When I was 7 or 8, our next door neighbor, Mrs. Firth, gave me a booklet called The Festival of Christmas: A Book of Days, written by Mary Hinderlie and Edna Hong and illustrated by Floy Dalton in 1954. Every year I would get it out at the beginning of advent to follow day by day, with activities and drawings. I was intrigued by the illustration of The Ecclesiastical Year, with the liturgical colors arranged in a wheel. I went to a Moravian church, and didn’t recall seeing such a wheel before; Mrs. Firth went to an Anglican church, which likely had more in the way of liturgy and symbolism.
In my usual librarian way, I wanted to know more about the authors, and was surprised by what I found. Mary Hinderlie( 1914-2003) was a Lutheran lay theologian and missionary who spent 3 years in a Japanese POW camp during WWII, with her husband and baby daughter. Mary and her husband Carroll organized theological and political discussions among their fellow inmates to keep spirits up. Edna Hong, was also Lutheran, and she and her husband Howard Hong, were passionate about the works of Danish theologian Soren Kierkegaard(someone who I was also drawn to), and became the foremost translators of his work into English. Floy Ann Dalton is a cipher though, with only a reference to her as an “Illustrator for Hire” which sounds much too utilitarian for someone who did these lively drawings.

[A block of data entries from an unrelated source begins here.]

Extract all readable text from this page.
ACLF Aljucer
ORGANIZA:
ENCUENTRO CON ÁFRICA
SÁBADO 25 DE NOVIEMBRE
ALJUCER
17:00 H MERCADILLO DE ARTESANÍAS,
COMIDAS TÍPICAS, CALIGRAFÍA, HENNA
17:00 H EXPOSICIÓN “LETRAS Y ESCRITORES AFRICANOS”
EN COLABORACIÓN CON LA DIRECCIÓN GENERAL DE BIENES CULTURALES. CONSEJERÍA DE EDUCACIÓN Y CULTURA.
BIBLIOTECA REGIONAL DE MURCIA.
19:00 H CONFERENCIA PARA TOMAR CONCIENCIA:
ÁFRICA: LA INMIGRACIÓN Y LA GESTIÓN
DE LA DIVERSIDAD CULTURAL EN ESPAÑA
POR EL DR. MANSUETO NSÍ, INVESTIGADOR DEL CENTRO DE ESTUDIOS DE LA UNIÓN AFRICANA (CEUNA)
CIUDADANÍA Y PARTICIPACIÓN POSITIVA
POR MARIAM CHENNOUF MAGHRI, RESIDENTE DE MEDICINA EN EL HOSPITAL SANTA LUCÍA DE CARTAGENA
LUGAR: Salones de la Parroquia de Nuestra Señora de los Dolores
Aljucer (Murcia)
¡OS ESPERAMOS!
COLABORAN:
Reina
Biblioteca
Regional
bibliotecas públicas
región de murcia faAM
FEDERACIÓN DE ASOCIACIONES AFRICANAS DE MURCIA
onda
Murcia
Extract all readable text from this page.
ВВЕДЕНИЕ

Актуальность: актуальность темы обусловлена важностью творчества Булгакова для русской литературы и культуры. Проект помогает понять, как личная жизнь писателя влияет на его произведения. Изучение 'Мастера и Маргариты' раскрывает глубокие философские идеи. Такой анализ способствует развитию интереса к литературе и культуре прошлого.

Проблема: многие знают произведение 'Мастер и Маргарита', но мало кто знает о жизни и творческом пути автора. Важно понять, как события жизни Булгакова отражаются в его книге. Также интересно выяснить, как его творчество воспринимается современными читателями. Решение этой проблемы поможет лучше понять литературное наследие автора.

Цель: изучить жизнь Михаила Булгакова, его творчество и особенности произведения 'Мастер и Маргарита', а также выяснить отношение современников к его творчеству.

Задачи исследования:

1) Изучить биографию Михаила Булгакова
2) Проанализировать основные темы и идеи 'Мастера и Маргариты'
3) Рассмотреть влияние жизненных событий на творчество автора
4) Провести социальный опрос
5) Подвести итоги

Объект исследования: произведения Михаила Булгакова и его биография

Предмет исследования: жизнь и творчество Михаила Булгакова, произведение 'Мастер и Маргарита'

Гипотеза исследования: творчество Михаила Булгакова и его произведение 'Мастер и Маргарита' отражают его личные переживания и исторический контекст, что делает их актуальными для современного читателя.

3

I enjoyed the illustrations with their quick lines, and the pages in pale green and the type in dark green or red. It’s where I first heard of Little Christmas Eve. The writers explain that on this night in Norway, you invite your oldest friends to sample the baking and see the “shining house of Christmas” but ask also if there is a stranger at the gates, who needs the heart warmth of the coffee and the candlelight of friendship, and being at home in the family of God. So let us look for those who need light in the darkness of winter and of a season that can bring a deluge of loneliness and grief for those missing someone they love.